Yargıtay, emsal nitelikte bir karara imza attı. Kararda, memur olan eşe yoksulluk nafakası bağlanmasına gerek olmadığı vurgulandı. Kararda şöyle denildi:
“Toplanan kanıtlardan davalı-karşı davacı bayanın öğretmen olduğu, daima ve kâfi gelirinin bulunduğu, boşanma nedeniyle yoksulluğa düşmeyeceği anlaşılmaktadır. Türk Uygar Kanunu’nun 175. unsuru şartları oluşmamıştır. Yoksulluk nafakası isteminin reddi gerekirken, yazılı biçimde karar verilmesi hakikat görülmemiş, bozmayı gerektirmiştir. Tarafların gerçekleşen toplumsal ve ekonomik durumlarına, nafakanın niteliğine, günün ekonomik şartlarına nazaran 2010 doğumlu ortak çocuk faydasına takdir edilen iştirak nafakası çoktur. Mahkemece Türk Uygar Kanunu’nun 4. unsurundaki hakkaniyet prensibi de dikkate alınarak daha uygun nafakaya hükmedilmesi gerekir.”
NAFAKADA FORMÜL ARAYIŞI! BİR EVREDE DEVLET ÜSTLENECEK
Öte yandan nafaka düzenlemesinde sona yaklaşıldı. Boşanan bayana evlilik mühleti kadar nafaka ve sonra devlet dayanağı modeli gündemde. Ayrıyeten ‘aile arabuluculuğu’ sistemi de gelebilir.
Adalet Bakanlığı, uzun müddettir çalışmaları devam eden “nafaka” düzenlemesini, 2022 yılı içinde Meclis gündemine getirmeye hazırlanıyor. Yapılan alternatifli çalışmaya nazaran, aile mahkemeleri boşanmış erkeğin, eski eşine evlilik müddeti ya da evlilik müddetinin yarısı kadar bir süre nafaka ödemesine karar verebilecek.
Bayanın nafakanın sona erdiği tarih prestijiyle gelirden mahrum olması durumunda ise Aile ve Toplumsal Hizmetler Bakanlığı Toplumsal Yardımlaşma ve Dayanışma Vakfı üzerinden nafaka ödemesini devlet üstlenecek.
‘MUHATAPLIK YAŞANMASIN’
Bakanlık ve AK Parti kaynakları pek çok bayanın boşanma sonrası “nafaka” ile geçinmek durumunda kaldığını belirterek, “Erkekler nafakadan şikâyet edebiliyor. Fakat bizim bayanın nafakasız kalmayacağı bir sistemi kurgulamamız gerekiyor. Örneğin bayan 45 yaşında, boşanmış. İşi yok, eğitimi yok. Bir manada eşine güvenmiş. Boşanınca bir anda ortada kalıyor. Bunun önüne geçmemiz kural. Başka taraftan erkeğin de ilanihaye nafaka ödemesi yerine önünü görebilmesini sağlayacak bir sonun çizilmesi gerekiyor” değerlendirmesini yapıyor.

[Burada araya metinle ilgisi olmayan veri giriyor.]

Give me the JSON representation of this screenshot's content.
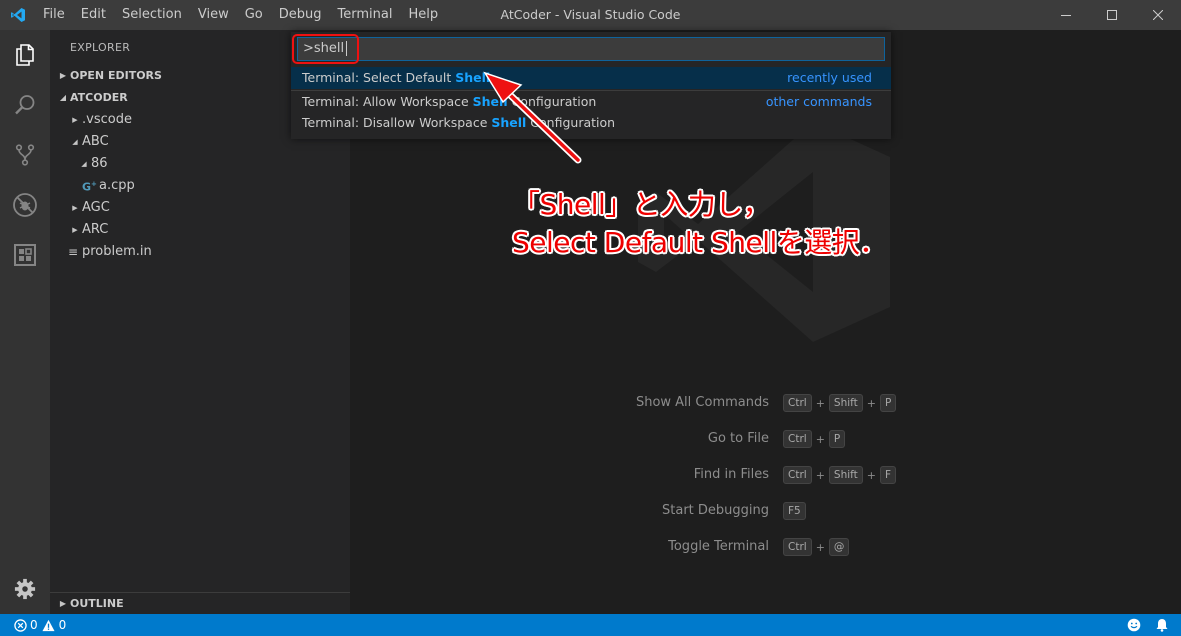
{
  "window": {
    "title": "AtCoder - Visual Studio Code"
  },
  "menu": [
    "File",
    "Edit",
    "Selection",
    "View",
    "Go",
    "Debug",
    "Terminal",
    "Help"
  ],
  "activity_bar": [
    "files-icon",
    "search-icon",
    "source-control-icon",
    "debug-icon",
    "extensions-icon",
    "gear-icon"
  ],
  "sidebar": {
    "title": "EXPLORER",
    "sections": {
      "open_editors": "OPEN EDITORS",
      "folder": "ATCODER",
      "outline": "OUTLINE"
    },
    "tree": [
      ".vscode",
      "ABC",
      "86",
      "a.cpp",
      "AGC",
      "ARC",
      "problem.in"
    ],
    "cpp_badge": "G"
  },
  "quick_open": {
    "input_value": ">shell",
    "items": [
      {
        "prefix": "Terminal: Select Default ",
        "match": "Shell",
        "suffix": "",
        "tag": "recently used"
      },
      {
        "prefix": "Terminal: Allow Workspace ",
        "match": "Shell",
        "suffix": " Configuration",
        "tag": "other commands"
      },
      {
        "prefix": "Terminal: Disallow Workspace ",
        "match": "Shell",
        "suffix": " Configuration",
        "tag": ""
      }
    ]
  },
  "shortcuts": [
    {
      "label": "Show All Commands",
      "keys": [
        "Ctrl",
        "Shift",
        "P"
      ]
    },
    {
      "label": "Go to File",
      "keys": [
        "Ctrl",
        "P"
      ]
    },
    {
      "label": "Find in Files",
      "keys": [
        "Ctrl",
        "Shift",
        "F"
      ]
    },
    {
      "label": "Start Debugging",
      "keys": [
        "F5"
      ]
    },
    {
      "label": "Toggle Terminal",
      "keys": [
        "Ctrl",
        "@"
      ]
    }
  ],
  "annotation": {
    "line1": "「Shell」と入力し，",
    "line2": "Select Default Shellを選択．"
  },
  "status": {
    "errors": "0",
    "warnings": "0"
  },
  "colors": {
    "status_bar": "#007acc",
    "highlight": "#18a3ff",
    "annotation": "#ee0000"
  }
}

Bakanlığın alternatifli çalışmasına nazaran, aile mahkemelerinin boşanmış erkeğin, eski eşine evlilik müddeti ya da evlilik mühletinin yarısı kadar bir süre nafaka ödemesine karar vermesi; bayanın nafakanın sona erdiği tarih prestijiyle gelirden mahrum olması durumunda ise Aile ve Toplumsal Hizmetler Bakanlığı Toplumsal Yardımlaşma ve Dayanışma Vakfı üzerinden nafaka ödemesini devletin üstlenmesi planlanıyor. Kaynaklar, şimdi çalışmaları süren bu modelle ilgili, “Böyle bir düzenlemenin bütçeye yükü üzerinde çalışıyoruz. Hususun gecikmesinin sebebi de bu. Temel prensibimiz, bayanın mağdur olmaması. Nafaka konusu, bayana yönelik şiddetin de en değerli sebeplerinden birisi. Bayan, boşandığı eşiyle bu istikamette bir muhataplık yaşamasın ancak nafakasını da almaya devam etsin istiyoruz” sözlerini kullanıyor.
EVVEL BOŞANMA, VELAYET, NAFAKA SONRA TAZMİNAT
Bakanlık aile mahkemelerinin boşanma davalarında tarafların boşanmasına, çocuk varsa velayetinin kimde olacağına ve ne kadar nafaka ödeneceğine öncelikli olarak karar vermesi; davanın çekişmeli kısımlarının ise sonraya bırakılmasını sağlayacak bir düzenlemeyi daha gündemine aldı. Bu çerçevede şiddet içermeyen dava belgelerinde “aile arabuluculuğu” sisteminin devreye sokulması da planlanıyor.